Прохожий закрыл глаза на несколько секунд, потом снова открыл.
— С той минуты, как я увидел Лондон, ко мне пришли демоны. Они стали шептать мне в уши день и ночь. Во снах они являлись мне англичанами в стоячих воротничках, а в руках держали золотые монеты и украшения. Глаза у них горели, как огненные ямы, и они говорили мне: «Посмотри на то, что будет». Все эти дома, дороги, кареты, люди. Сотни тысяч труб, изрыгающих черный дым. Шум, как грохот тысяч барабанов, которые не найти и не понять. Суматоха, постоянное бурление безумного человеческого потока. И демоны шептали: вот это — будущее. Не только английского Нью-Йорка и Филадельфии, но каждого города, построенного англичанами на земле. Но сенекам, могаукам, никому вообще из моего народа места на земле не будет посреди этих дорог и шума. О нет, мы будем драться за место на земле, но никогда не победим. Так говорят мне мои демоны, это они мне показали, и чтобы сделать меня окончательно безумным, они еще сделали так, что никто из моего племени этому не верит, потому что поверить в такое — невозможно. Это будет чужой мир, и моему народу в нем не найдется места. Все, что мы создали, все, что для нас важно, — все уйдет, будет похоронено под дорогами и домами. Все, что мы слышим, заглушено будет этим грохотом.
Он посмотрел на Мэтью и кивнул:
— И ты не думай, что тебя это минует. Когда-нибудь ты увидишь свой мир и не узнаешь его, и тебе он покажется странным… если не чудовищным. И ты, и твои англичане захотите вернуть то, что утрачено, и никогда не сможете это найти, потому что таков демонский прием: показать путь вперед, но закрыть дорогу назад.
— Мне казалось, это называется прогрессом, — вставил Мэтью.
— Есть прогресс, — согласился Прохожий, — а есть погоня за иллюзией. Для первого нужна мудрость и предвидение, второе доступно пьяному дураку. И я знаю, чем кончается эта история. — Он снова посмотрел на часы. — Всякий раз, когда я буду смотреть на эти часы, я буду вспоминать мистера Оксли. Буду вспоминать, как он спешил сквозь ночь к состоянию, которого нет на земле, таща за собой фургон ошибок природы. И буду думать о самом великом, на что способен человек, — а может быть, и самом трудном для человека: как смириться с ходом времени. Или как остановить свое собственное время. — Он положил часы обратно в мешок, подобрал плащ, лук и стрелы, пояс с ножом. — Дождь перестал, я найду себе другое место.

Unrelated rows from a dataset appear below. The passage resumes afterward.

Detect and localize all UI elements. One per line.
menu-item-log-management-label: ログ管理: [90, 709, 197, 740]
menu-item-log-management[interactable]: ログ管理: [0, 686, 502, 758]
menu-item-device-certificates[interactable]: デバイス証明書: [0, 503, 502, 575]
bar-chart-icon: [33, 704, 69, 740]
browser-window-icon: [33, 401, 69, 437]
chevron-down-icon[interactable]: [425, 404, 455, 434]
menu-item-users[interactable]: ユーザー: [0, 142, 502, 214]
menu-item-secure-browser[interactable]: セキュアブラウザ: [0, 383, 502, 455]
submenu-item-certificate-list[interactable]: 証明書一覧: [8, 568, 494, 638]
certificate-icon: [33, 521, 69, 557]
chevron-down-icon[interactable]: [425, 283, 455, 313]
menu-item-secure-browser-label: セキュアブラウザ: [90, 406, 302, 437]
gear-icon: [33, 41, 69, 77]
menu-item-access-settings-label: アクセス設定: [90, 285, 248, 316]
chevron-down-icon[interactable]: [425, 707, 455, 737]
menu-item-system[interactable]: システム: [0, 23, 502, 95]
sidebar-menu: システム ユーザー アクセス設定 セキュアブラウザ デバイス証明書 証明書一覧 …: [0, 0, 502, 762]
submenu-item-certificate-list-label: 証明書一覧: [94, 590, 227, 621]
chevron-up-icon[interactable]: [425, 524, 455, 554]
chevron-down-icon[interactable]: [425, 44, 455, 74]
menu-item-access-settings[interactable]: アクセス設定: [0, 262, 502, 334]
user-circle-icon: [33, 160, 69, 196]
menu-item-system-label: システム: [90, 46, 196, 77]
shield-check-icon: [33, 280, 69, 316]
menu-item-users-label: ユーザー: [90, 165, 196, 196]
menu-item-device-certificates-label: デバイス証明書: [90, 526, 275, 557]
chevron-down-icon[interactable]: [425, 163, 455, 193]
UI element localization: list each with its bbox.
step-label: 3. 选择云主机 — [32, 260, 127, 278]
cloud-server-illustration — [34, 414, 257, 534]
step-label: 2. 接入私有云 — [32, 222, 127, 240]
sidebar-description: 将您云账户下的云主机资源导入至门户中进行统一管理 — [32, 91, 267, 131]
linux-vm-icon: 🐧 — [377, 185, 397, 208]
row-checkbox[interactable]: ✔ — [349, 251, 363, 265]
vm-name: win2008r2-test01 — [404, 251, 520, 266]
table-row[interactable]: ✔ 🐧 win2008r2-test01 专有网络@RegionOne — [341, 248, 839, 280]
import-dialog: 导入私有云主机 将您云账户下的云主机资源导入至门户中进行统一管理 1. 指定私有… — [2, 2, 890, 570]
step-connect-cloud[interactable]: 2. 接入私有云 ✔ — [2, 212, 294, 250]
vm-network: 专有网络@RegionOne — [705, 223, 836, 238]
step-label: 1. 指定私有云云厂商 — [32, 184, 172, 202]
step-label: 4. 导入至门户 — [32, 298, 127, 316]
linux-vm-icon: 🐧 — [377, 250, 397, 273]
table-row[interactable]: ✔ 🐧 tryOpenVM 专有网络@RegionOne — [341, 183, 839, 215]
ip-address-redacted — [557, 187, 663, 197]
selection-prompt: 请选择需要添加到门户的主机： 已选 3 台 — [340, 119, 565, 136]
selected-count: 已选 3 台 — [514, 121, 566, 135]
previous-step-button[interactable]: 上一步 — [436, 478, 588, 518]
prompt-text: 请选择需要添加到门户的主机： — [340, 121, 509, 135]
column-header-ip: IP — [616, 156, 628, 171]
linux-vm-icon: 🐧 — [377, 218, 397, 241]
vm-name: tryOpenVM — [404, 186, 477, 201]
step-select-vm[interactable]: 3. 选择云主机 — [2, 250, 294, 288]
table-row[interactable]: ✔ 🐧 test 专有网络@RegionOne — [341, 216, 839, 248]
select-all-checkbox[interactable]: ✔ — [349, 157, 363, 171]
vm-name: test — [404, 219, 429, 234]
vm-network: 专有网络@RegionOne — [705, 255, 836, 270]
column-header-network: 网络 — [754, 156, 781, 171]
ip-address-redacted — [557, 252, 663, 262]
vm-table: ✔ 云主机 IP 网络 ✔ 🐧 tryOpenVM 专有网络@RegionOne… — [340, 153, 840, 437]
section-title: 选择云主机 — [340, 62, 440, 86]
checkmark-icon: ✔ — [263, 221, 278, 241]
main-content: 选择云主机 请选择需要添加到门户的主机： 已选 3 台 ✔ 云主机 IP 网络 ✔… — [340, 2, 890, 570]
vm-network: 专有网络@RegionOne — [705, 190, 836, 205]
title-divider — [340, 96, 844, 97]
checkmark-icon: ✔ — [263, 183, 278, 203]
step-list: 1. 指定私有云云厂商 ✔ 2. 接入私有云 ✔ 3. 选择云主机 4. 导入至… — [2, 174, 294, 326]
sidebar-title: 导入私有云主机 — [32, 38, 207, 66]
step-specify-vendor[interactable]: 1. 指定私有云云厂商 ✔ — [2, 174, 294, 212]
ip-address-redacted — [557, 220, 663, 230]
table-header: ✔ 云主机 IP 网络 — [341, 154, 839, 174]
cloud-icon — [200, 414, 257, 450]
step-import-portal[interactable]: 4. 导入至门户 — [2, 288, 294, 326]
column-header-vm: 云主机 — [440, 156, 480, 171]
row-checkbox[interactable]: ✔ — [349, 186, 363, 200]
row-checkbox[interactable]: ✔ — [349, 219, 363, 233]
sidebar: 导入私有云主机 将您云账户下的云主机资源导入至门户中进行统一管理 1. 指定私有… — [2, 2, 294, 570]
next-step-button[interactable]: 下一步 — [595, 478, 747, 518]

— Ты можешь остаться здесь.
— Не могу. Но я буду неподалеку. До рассвета четыре-пять часов, еще есть время поспать. Пользуйся, пока можно.
— Ладно, спасибо. — Мэтью не знал, что тут еще можно сказать.
Прохожий ушел в темноту за кругом от костра, где, казалось, ему привычно быть. Мэтью лег и попытался заснуть, если это вообще когда-нибудь получится. Но усталость взяла свое, и постепенно он стал уплывать в сон. Последнее, что он услышал, был голос ночной птицы в лесу, пробудивший какую-то давнюю память. Птица не задержалась, а улетела на бесшумных крыльях.
— Таким образом, — заключил священник, — год у вас был хорошим?
— Да, сэр, и очень, — ответил Питер Линдси. — Отлично уродилась кукуруза, яблок полно, и тыквы еще на плети. Вы их наверняка видели в поле.
— Видел. Ты благословен, Питер. Иметь такую ферму и такую прекрасную семью. Я говорил недавно с одним человеком о жадности — ты сам знаешь, как может жадность завести человека в долину погибели. Хорошо, что ты не жаден, Питер, и что доволен своим положением в жизни.